L’action de masse a permis de remporter une première victoire importante : les gouvernements locaux ont commencé à assouplir les politiques de lutte contre la pandémie avec la même vigueur qu’ils les avaient promues quelques semaines à peine auparavant. Mais le combat est loin d’être terminé. Au cours de la pandémie, la Chine a réduit les ressources consacrées aux infrastructures pour le traitement du Covid, comme les hôpitaux et le soutien aux personnel médical, pour les attribuer aux tests massifs et aux mesures de confinement inefficaces. L’abandon soudain du système «zéro-Covid» à laissé la population à son sort, alors que les cas explosent et que les données restent peu fiables et opaques. 

Déconfinement de l’acumulation

Nous devons replacer ces problèmes dans le contexte du développement politique et économique de la Chine au cours des dernières années. Le gouvernement chinois, soutenu par une élite capitaliste bureaucratique qui n’a pas de solution viable à offrir long terme aux malheurs de la population. L’autre facette du « miracle économique » chinois est la croissance massive d’une classe prolétaire hyperexploitée. Le travail précaire s’est aussi largement développé pendant la pandémie, comme le secteur de l’économie de plateformes, alors que davantage de services sociaux sont privatisés. 

Pour la première fois depuis des années, le taux de croissance du pays a ralenti, en partie à cause des politiques de «zéro-Covid». En ce sens, la volte-face de la Chine sur ses politiques de confinement peut être considérée comme un moyen de relancer l’accumulation de capitaux par les élites dirigeantes.

Les manifestations de masse ont marqué l’avènement d’une nouvelle génération de militant·e·s. Les luttes récentes, comme le Plaidoyer international sur le traitement répressif des Ouïghours et d’autres groupes ethniques non-Han par la Chine, les campagnes #MeToo menées par les féministes dans la société civile, le soulèvement de Hong Kong en 2019-2020, mais aussi le mouvement de Tiananmen en 1989, servent toutes de points de référence pour de nombreux manifestant·e·s. 

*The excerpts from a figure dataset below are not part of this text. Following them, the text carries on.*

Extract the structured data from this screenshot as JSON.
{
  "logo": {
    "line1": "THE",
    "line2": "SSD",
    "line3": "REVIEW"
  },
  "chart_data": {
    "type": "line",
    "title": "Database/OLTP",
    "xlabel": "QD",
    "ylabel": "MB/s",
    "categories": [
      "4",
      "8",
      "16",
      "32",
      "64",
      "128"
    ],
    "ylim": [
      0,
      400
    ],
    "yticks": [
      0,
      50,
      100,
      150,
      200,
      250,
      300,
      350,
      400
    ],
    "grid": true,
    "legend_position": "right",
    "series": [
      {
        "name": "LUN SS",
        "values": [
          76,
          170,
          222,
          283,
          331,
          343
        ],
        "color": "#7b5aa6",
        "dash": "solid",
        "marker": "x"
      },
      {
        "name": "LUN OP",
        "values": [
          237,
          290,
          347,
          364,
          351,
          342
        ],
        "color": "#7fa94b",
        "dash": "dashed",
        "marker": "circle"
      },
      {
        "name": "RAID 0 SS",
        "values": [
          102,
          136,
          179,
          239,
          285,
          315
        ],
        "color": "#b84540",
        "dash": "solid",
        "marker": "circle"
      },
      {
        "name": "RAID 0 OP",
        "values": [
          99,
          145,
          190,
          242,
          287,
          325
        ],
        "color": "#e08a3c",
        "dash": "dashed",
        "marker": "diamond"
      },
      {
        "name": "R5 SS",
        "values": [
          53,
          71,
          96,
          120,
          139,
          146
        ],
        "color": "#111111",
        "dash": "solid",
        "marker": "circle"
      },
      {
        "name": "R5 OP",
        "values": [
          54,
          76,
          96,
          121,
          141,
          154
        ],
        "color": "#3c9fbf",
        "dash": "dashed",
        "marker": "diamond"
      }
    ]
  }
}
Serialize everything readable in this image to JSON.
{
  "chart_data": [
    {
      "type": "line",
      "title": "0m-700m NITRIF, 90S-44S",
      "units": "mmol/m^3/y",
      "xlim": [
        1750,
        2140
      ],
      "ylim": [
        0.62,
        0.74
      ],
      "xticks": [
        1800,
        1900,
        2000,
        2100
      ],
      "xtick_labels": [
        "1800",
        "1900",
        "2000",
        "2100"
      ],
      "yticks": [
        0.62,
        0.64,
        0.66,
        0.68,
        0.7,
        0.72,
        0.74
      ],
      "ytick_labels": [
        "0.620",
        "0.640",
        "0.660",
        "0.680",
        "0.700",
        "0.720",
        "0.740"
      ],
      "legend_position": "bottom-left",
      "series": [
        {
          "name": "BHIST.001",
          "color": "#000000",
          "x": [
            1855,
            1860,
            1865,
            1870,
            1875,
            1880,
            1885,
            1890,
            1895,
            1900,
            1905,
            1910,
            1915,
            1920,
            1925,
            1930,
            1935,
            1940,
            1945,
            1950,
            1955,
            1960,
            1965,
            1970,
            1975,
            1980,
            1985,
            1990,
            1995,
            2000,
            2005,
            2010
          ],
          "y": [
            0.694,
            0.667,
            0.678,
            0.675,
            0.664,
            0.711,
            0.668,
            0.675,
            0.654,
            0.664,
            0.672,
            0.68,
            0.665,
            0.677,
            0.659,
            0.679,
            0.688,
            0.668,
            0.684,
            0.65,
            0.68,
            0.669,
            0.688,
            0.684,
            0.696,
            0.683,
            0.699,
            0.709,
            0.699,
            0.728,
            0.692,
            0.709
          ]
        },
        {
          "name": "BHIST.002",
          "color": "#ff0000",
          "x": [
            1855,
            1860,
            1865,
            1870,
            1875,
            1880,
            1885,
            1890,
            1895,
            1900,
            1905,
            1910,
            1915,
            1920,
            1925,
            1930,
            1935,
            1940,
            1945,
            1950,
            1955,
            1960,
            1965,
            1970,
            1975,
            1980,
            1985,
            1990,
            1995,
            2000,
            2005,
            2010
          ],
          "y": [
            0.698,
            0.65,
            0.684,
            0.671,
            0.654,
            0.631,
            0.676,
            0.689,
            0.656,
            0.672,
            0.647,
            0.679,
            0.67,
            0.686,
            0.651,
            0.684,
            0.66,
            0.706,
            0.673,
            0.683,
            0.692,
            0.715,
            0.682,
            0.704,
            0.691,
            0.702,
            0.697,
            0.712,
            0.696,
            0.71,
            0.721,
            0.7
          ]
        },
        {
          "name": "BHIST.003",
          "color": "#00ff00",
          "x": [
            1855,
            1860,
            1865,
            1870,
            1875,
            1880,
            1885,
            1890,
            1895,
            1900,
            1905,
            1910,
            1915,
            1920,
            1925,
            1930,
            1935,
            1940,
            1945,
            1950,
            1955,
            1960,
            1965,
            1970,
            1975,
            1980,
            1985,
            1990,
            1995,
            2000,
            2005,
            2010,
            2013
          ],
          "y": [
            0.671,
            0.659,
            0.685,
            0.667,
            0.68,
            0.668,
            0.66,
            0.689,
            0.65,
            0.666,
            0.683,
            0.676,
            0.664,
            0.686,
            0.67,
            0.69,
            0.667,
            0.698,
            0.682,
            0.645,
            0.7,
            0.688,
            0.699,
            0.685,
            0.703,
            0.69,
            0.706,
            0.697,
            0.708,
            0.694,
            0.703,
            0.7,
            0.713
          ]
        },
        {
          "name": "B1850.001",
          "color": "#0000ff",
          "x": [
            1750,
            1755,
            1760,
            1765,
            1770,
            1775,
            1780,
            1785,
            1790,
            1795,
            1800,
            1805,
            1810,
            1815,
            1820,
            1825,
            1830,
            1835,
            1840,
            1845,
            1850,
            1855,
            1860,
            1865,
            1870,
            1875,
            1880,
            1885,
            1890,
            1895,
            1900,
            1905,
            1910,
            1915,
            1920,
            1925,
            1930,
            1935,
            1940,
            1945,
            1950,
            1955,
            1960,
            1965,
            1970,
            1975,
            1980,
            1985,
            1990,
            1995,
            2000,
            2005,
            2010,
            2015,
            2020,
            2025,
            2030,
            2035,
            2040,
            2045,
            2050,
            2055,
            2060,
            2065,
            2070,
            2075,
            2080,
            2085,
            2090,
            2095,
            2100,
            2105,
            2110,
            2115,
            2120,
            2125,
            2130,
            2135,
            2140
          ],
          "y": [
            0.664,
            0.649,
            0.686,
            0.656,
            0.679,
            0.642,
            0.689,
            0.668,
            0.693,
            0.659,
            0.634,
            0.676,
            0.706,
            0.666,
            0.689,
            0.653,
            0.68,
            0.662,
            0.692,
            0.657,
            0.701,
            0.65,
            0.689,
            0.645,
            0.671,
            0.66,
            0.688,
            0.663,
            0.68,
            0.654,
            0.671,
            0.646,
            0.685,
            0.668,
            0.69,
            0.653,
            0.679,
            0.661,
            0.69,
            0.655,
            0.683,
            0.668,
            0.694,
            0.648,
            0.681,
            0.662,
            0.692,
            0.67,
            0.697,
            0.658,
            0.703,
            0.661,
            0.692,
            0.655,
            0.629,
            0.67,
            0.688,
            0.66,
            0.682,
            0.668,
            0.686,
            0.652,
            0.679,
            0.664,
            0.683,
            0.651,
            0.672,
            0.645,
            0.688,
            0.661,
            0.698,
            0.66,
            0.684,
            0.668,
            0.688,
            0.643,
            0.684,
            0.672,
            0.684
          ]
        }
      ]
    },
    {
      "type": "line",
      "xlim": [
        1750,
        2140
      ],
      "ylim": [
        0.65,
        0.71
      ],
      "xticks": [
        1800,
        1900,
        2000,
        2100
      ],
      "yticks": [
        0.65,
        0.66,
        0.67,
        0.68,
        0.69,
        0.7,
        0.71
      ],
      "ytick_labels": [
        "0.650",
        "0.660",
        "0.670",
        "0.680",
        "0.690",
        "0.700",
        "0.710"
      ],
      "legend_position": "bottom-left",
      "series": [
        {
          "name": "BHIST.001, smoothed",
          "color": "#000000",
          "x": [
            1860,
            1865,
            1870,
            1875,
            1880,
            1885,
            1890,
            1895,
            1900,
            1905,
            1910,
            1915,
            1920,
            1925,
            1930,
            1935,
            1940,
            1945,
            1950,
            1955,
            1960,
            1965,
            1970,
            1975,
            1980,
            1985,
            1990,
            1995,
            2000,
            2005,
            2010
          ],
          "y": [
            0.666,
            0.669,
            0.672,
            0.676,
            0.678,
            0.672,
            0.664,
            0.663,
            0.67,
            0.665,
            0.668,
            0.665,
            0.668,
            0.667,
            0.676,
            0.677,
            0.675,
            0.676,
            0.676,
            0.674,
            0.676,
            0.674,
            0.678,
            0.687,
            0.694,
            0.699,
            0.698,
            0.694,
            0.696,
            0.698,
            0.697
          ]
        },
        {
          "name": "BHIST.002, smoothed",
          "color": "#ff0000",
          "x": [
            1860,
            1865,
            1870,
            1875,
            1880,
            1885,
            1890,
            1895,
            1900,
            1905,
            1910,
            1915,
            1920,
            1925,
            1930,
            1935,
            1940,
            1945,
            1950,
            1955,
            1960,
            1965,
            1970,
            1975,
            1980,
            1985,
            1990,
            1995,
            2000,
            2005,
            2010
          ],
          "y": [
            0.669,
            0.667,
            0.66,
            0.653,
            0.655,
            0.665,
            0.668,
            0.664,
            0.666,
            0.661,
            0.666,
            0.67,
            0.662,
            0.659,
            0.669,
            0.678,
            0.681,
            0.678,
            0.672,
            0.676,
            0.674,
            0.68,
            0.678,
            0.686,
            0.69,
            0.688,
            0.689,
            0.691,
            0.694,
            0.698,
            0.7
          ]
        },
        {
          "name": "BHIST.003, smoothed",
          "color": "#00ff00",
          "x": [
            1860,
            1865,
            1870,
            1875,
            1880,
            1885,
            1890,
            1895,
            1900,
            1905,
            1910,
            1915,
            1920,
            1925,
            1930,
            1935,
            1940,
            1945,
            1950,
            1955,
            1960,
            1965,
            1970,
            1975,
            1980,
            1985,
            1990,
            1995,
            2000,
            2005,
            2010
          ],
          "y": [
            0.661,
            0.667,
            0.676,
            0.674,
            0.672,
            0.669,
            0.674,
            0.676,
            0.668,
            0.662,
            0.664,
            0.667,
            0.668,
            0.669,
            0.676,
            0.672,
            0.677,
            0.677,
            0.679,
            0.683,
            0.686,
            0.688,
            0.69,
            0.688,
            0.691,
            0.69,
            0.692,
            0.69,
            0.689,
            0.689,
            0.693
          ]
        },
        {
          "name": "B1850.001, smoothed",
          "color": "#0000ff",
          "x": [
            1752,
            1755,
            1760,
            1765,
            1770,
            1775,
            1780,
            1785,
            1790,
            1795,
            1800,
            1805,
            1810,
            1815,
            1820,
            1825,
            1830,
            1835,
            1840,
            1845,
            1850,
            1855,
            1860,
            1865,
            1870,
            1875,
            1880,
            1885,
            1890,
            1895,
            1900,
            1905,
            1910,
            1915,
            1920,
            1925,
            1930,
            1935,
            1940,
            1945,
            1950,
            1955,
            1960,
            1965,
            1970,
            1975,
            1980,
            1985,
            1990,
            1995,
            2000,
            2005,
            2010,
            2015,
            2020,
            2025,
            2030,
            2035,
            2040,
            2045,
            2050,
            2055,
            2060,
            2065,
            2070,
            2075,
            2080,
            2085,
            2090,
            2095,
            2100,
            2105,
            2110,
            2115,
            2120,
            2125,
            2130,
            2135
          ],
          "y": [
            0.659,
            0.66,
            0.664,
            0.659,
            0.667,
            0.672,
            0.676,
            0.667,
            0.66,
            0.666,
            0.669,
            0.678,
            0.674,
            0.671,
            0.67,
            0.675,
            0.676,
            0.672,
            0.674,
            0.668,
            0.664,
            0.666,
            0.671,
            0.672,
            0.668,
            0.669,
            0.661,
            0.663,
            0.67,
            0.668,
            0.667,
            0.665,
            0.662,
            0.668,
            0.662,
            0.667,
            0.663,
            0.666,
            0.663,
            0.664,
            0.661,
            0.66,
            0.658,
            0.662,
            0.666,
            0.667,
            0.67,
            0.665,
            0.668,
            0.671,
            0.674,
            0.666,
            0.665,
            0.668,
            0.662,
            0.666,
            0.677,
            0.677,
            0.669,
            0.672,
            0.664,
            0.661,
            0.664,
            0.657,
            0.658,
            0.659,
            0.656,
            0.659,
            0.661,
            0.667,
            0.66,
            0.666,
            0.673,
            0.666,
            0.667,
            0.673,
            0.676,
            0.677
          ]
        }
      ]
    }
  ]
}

Cependant, il existe peu de mouvements et d’organisations démocratiques et indépendants récents dotés d’une vision politique claire, qui pourraient servi d’inspiration. Nous ne devons pas oublier que les conditions de l’activité politique sont toujours périlleuses. Des cas de disparition de manifestant·e·s en garde à vue persistent, comme celui du militantx LGBTQ+ Dianxin à Guangzhou. Mais ce qui est essentiel, c’est que les manifestations récentes représentent un changement rare de la conscience politique de la société civile, révélant le potentiel d’une action et d’une organisation de masse indépendantes.

Les anticapitalistes doivent soutenir les revendications fondamentales des manifestant·e·s, notamment en faveur des réformes démocratiques et pour le droit à l’autodétermination des Ouïghours et des autres groupes ethniques non-Han. Nous devons encourager les expressions d’auto-organisation qui émergent du mécontentement de masse, comme les grèves des étudiant·e·s en médecine et d’autres travailleurs·euses chinois·es ou les efforts des féministes installées à l’étranger pour organiser des espaces de protestation plus inclusifs reliant les Chinois·es, les Ouïghours et d’autres groupes ethniques. Nous devons également intégrer le rôle que joue l’État chinois et ces les liens avec les capitaux occidentaux dans nos campagnes internationalistes.